这日午后,码头来了艘吃水极深的大货船,卸的是沉重的机器零件。工人们喊着号子,用粗绳和滚木将一个个巨大的木箱挪下船。
轮到柱子和一个叫“老蔫儿”的工友搭档时,意外发生了。固定箱子的绳索因老旧突然崩断,沉重的木箱瞬间倾斜,朝着正弯腰调整滚木的老蔫儿砸去!
“老蔫儿!小心!”柱子离得近,惊骇之下下意识就想用肩膀去顶,可那重量岂是他能扛住?

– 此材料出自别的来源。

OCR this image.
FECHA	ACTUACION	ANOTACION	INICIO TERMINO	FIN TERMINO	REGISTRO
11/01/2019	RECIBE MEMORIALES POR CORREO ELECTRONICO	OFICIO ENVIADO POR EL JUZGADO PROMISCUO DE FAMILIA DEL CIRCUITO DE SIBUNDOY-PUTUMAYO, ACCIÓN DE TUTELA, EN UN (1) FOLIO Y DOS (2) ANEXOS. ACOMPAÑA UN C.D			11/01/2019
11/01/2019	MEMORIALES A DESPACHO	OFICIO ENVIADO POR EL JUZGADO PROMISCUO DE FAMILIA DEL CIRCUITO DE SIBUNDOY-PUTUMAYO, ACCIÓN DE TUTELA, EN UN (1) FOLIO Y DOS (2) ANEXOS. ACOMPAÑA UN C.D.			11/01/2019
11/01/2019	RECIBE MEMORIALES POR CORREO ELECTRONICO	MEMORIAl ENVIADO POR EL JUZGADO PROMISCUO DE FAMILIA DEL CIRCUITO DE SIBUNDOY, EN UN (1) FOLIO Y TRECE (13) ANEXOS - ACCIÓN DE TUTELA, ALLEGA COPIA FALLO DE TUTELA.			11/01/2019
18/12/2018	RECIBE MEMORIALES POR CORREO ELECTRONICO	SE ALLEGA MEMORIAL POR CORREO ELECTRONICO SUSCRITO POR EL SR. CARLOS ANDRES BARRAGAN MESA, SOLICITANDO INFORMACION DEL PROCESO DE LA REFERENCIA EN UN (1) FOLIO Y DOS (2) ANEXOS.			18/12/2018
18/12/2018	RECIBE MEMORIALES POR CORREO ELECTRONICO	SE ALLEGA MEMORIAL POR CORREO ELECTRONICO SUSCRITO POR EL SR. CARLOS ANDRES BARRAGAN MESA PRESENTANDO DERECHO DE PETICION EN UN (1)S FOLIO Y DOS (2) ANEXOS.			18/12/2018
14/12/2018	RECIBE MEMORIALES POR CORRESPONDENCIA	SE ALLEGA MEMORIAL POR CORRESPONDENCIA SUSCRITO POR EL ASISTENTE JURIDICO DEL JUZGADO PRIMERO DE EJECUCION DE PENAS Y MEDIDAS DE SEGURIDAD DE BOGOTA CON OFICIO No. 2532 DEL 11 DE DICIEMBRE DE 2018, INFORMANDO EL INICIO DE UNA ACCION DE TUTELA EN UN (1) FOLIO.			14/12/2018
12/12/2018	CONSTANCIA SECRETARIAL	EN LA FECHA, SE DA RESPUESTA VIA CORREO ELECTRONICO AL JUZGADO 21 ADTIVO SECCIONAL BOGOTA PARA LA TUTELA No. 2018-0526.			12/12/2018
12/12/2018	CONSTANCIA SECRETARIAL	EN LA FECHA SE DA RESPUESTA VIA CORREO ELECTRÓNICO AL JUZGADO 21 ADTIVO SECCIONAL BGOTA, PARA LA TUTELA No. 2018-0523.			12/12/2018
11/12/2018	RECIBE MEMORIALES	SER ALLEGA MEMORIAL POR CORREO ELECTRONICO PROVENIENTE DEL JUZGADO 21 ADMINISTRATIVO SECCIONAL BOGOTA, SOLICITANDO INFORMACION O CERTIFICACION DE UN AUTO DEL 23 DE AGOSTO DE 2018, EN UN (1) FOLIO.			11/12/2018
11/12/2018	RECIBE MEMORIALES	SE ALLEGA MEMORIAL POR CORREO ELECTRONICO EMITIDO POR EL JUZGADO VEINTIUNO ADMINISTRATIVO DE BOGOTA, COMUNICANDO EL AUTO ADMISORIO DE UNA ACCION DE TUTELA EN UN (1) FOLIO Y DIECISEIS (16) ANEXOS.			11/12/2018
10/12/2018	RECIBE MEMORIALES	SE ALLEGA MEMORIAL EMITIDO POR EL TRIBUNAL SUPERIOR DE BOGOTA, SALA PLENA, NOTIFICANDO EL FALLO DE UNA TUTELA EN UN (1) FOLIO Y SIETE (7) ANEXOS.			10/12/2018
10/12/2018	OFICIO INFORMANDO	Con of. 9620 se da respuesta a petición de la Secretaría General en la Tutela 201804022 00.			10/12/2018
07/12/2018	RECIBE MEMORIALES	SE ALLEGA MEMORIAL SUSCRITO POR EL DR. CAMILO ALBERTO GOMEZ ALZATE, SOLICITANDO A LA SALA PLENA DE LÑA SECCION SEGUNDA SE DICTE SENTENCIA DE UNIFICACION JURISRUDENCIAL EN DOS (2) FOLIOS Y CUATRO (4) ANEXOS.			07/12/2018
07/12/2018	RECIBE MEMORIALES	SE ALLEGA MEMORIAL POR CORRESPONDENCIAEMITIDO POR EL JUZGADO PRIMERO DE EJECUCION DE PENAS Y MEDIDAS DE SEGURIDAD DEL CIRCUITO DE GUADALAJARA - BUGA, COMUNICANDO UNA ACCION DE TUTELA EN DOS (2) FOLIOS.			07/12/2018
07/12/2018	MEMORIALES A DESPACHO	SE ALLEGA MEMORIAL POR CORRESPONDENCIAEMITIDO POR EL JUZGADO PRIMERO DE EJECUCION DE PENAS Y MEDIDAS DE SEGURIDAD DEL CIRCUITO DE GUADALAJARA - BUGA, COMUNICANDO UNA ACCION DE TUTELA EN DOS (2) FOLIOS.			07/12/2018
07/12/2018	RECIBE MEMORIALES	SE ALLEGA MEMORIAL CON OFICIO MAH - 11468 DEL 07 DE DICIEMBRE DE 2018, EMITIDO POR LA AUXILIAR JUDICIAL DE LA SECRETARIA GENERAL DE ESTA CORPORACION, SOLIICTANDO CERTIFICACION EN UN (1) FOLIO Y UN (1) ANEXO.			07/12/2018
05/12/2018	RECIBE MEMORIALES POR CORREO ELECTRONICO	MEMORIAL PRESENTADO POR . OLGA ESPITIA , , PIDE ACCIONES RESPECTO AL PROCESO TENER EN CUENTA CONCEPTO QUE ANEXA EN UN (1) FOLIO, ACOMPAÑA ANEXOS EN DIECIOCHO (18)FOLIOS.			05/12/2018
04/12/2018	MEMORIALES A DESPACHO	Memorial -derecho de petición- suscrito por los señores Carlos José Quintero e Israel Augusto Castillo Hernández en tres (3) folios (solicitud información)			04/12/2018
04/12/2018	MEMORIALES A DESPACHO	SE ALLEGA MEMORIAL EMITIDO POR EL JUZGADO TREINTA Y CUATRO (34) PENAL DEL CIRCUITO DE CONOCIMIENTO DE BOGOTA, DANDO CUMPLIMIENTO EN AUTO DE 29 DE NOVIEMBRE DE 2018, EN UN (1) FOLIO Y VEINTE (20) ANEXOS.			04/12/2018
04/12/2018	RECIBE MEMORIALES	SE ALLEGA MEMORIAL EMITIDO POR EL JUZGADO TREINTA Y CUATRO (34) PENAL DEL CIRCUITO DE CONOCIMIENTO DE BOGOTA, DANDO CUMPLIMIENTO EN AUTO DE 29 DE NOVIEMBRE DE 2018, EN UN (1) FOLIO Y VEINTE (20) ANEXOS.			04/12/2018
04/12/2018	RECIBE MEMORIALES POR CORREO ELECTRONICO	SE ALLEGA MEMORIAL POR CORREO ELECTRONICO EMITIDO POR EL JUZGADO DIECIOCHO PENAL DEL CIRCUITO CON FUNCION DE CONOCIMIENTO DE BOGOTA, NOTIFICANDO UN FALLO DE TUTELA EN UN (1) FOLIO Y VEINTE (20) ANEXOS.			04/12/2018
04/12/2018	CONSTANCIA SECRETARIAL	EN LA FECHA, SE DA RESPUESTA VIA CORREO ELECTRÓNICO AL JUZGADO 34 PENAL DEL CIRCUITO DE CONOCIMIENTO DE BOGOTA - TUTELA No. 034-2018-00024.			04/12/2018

柱子的眼睛睁得老大,心跳加倍速跳动,眼看自己就要被木箱徐徐压住,危在旦夕却躲不开,一只大手突然从柱子身后袭来,拖住了重量。
柱子冷汗直流,得以喘息,转过头一看,原来是马三儿!
“快躲开!”马三的脸涨得通红,憋着气儿低吼道。
这木箱确实重,马三儿双手撑上也难以承受,眼看身旁众人已逃离危险区域,这才放开手,后退一步。
木箱轰然砸落,将码头木板砸得碎裂飞溅。
工友们呼啦一下围了上来。
老赵头扒开人群,又惊又怒,转头对着负责检查绳索的工头骂骂咧咧。老蔫儿在一旁吓得脸煞白,嘴唇哆嗦着说不出话。柱子一把扶起马三儿,声音都变了调:“三儿啊,多亏有你,又救了我一命!你没事吧?”
马三儿喘着粗气,摆了摆脱力发颤的手:“没事。”
声哑,想扯出个笑容,却有些僵硬。
下了工,狂风骤雨突如其来。工友们嘻嘻哈哈地挤在工棚里躲雨,潮湿的空气里弥漫着汗味和烟草味,却莫名让人觉得安稳。老赵头拿出自己舍不得喝的老酒,给每人倒上一小盅。
“来,驱驱寒!”老赵头举杯,“这鬼天气。不过想想咱现在有结实的工棚躲雨,家里婆娘孩子饿不着冻不着,比起前几年兵荒马乱,还是知足吧,哈哈!”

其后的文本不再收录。